Я заговорил очень ласково:
- Павел не всё рассказал тебе обо мне, Мэри.
- Всё, всё! - прервала она запальчиво.
Я повторил с нежной настойчивостью:
- Не всё, Мэри, поверь мне. Павел просто не знал всего обо мне. Он не мог сказать и того, что с первой встречи, с первого слова, с первого взгляда в Каире я влюбился в тебя сразу и навсегда. И того не мог он сказать, что ты то грубила мне, то хотела извиниться, а я просто любил тебя, только любил, всем в себе любил! Да, я увлекся Фиолой, но любил тебя, одну тебя, всю тебя, всегда тебя! Ты ругала меня в Столице, а я думал: каким она чудесным голосом разговаривает со мной! Ты хмурила брови, а я восхищался: никогда не видел бровей красивее!
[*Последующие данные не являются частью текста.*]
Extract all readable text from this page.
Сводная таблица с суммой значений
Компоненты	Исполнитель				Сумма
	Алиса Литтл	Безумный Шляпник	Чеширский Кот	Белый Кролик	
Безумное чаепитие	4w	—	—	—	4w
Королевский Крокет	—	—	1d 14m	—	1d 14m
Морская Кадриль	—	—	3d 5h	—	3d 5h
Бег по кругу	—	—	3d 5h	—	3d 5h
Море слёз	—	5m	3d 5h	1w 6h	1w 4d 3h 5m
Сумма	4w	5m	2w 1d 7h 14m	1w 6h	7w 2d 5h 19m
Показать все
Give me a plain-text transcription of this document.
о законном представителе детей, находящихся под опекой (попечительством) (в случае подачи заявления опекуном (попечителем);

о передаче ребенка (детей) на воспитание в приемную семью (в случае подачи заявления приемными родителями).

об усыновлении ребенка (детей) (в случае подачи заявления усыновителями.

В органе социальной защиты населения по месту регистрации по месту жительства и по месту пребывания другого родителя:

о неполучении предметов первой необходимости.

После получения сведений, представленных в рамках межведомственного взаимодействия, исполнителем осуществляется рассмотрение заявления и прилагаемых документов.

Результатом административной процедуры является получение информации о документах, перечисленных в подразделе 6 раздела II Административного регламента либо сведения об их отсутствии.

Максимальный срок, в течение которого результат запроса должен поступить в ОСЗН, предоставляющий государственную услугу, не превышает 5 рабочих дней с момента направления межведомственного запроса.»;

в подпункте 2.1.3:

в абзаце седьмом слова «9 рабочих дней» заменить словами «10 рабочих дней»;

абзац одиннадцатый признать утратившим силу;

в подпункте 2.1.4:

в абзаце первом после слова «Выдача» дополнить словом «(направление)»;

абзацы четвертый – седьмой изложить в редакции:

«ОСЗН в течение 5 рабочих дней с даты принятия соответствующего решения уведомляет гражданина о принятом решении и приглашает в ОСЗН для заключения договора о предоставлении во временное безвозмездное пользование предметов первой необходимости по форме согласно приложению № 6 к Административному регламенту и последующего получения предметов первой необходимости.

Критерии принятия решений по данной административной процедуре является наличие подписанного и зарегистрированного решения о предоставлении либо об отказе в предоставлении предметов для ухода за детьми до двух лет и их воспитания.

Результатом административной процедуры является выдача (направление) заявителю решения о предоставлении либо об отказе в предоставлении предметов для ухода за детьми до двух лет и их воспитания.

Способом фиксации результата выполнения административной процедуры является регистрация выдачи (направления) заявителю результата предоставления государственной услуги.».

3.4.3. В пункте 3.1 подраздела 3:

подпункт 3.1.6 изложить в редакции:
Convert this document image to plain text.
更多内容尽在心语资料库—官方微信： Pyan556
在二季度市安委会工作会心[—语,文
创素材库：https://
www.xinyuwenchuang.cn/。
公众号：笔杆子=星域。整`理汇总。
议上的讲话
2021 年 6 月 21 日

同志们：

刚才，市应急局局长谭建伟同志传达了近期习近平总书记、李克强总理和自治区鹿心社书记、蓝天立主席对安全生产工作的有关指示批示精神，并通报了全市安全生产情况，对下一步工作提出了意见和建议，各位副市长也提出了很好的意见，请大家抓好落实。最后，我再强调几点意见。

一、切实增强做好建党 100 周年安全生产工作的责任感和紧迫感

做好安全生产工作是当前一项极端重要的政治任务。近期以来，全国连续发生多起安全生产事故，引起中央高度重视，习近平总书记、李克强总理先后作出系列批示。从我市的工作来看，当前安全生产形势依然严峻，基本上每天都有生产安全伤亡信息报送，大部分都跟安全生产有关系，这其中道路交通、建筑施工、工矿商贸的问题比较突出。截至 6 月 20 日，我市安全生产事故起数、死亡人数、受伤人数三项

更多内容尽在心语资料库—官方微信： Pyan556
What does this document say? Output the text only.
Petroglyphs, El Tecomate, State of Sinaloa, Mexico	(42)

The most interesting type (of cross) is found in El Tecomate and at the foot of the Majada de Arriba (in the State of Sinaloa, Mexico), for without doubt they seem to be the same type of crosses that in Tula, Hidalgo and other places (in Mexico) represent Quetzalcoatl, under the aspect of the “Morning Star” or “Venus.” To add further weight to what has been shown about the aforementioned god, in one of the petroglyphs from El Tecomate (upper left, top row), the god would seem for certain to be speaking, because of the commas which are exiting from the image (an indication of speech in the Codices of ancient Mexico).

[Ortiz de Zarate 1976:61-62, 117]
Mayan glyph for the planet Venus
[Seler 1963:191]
Ты сверкала на меня глазами, а я растроганно говорил себе, что прекрасней глаз нет ни у кого, даже равных нет! Ты, сердитая, уходила, а я любовался твоей фигурой, твоей походкой, тем, как ты размахиваешь руками, и так был счастлив, что могу любоваться тобой, что мне дана это радостная доля - смотреть на тебя, уходящую, сердитую, любимую, зло размахивающую руками, так красиво размахивающую руками, левой чуть-чуть, правой немного больше… Так это было, так, - Павел сказать об этом не мог, это только я знал о себе, только я, Мэри!
Она опять прервала меня:
- Ты сказал - это было! Ты сам признаешься, что этого нет!
Я продолжал всё с той же нежной настойчивостью:
- Да, Мэри, ты права - было. И не только это было. Было и наше путешествие в Персей. Ведь было, правда, ты вспоминаешь? Ах, какое это было путешествие, Мэри, какое удивительное свадебное путешествие! Мы не разлучались ни на минуту, минута, проведенная не вдвоем, была для нас потерянной, вспомни, Мэри вспомни! И я снова любил тебя, и гордился тобой, и любовался тобой, и радовался, что ты со мной, что ты моя, что ты - я сам, что лучшее во мне, самое благородное, самое нежное, самое дорогое - ты! Вспомни, Мэри, прошу тебя, вспомни, - ведь так это было!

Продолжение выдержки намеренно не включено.